MIT-LCP / physionet-build

The new PhysioNet platform.
https://physionet.org/
BSD 3-Clause "New" or "Revised" License
56 stars 20 forks source link

API to determine latest version of a published project #1381

Open bemoody opened 3 years ago

bemoody commented 3 years ago

The wfdb-python package wants to be able to read data from a published project, specifying only the slug and requesting the "latest version".

This is... kinda messy, since the latest version might not be what you expect. But it is a convenience for programmers.

The way this is currently implemented in wfdb-python, though, is very fragile:

# url is the project URL such as 'https://physionet.org/content/mitdb/'
response = requests.get(url)
contents = [line.decode('utf-8').strip() for line in response.content.splitlines()]
version_number = [v for v in contents if 'Version:' in v]
version_number = version_number[0].split(':')[-1].strip().split('<')[0]

Various alternatives come to mind even without making any changes to the server:

But whatever we do needs to be robust, efficient, and supported by the server in the long term (hence why I'm raising this issue here and not in wfdb-python).
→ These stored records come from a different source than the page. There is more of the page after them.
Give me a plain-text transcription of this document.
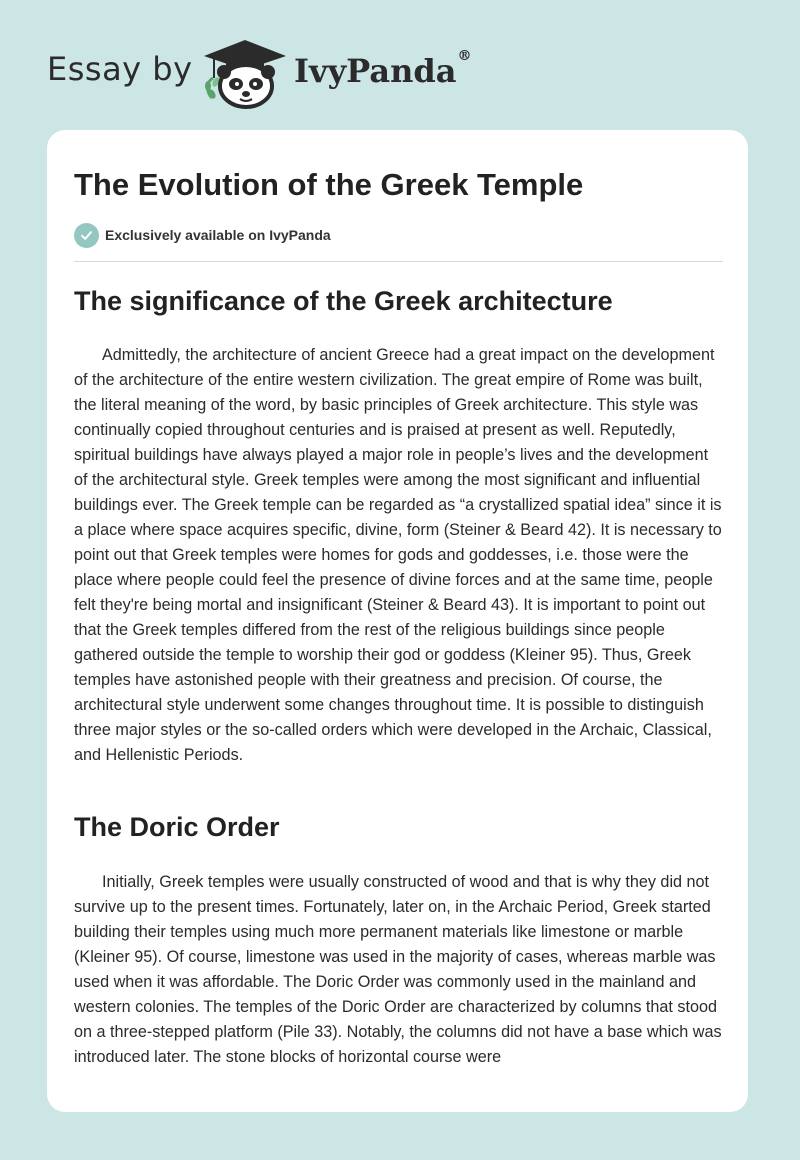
Essay by	IvyPanda®
The Evolution of the Greek Temple
Exclusively available on IvyPanda
The significance of the Greek architecture

Admittedly, the architecture of ancient Greece had a great impact on the development of the architecture of the entire western civilization. The great empire of Rome was built, the literal meaning of the word, by basic principles of Greek architecture. This style was continually copied throughout centuries and is praised at present as well. Reputedly, spiritual buildings have always played a major role in people’s lives and the development of the architectural style. Greek temples were among the most significant and influential buildings ever. The Greek temple can be regarded as “a crystallized spatial idea” since it is a place where space acquires specific, divine, form (Steiner & Beard 42). It is necessary to point out that Greek temples were homes for gods and goddesses, i.e. those were the place where people could feel the presence of divine forces and at the same time, people felt they're being mortal and insignificant (Steiner & Beard 43). It is important to point out that the Greek temples differed from the rest of the religious buildings since people gathered outside the temple to worship their god or goddess (Kleiner 95). Thus, Greek temples have astonished people with their greatness and precision. Of course, the architectural style underwent some changes throughout time. It is possible to distinguish three major styles or the so-called orders which were developed in the Archaic, Classical, and Hellenistic Periods.

The Doric Order

Initially, Greek temples were usually constructed of wood and that is why they did not survive up to the present times. Fortunately, later on, in the Archaic Period, Greek started building their temples using much more permanent materials like limestone or marble (Kleiner 95). Of course, limestone was used in the majority of cases, whereas marble was used when it was affordable. The Doric Order was commonly used in the mainland and western colonies. The temples of the Doric Order are characterized by columns that stood on a three-stepped platform (Pile 33). Notably, the columns did not have a base which was introduced later. The stone blocks of horizontal course were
Ideally the programmer should be required to supply a major version number along with the project slug so that incompatible future versions won't be used automatically. (The version number might default to 1; note that all currently published waveform DBs are at version 1 except for nch-sleep/0.1.0.)

So one idea would be to add a URL such as /rest/content/mitdb/1/, that would return data similar to /rest/database-list/, but only for the latest version of mitdb 1.x.

Another idea I've tossed around at times would be to add a URL such as /content/mitdb/1.*/ that would redirect to /content/mitdb/1.0.0/. Parsing the location header would be simpler for the client than parsing a JSON string, but reduces long-term flexibility for the server.

alistairewj commented 3 years ago

Looks like this relates to #821 - briefly a user thought there were some browser usability advantages to having a "latest" or "current" as a slug redirecting to the latest version. You raised some good points about exactly resolving versions in that issue.

(Side note: I actually think #821 is already dealt with to some extent...? In that if I go to https://physionet.org/content/mimiciv/ I am automatically redirected to the latest version.)

Feels like wfdb-python could maintain a local copy of the data in /rest/database-list, and then only refresh it if it doesn't find the exact version in it's local copy? Might save pinging the server every time to confirm that v1.0.0 exists. Wouldn't save you anything if they ask for the latest copy of v1.* though. I'm not sure if that list contains all historical versions though, is there documentation of the database-list API somewhere?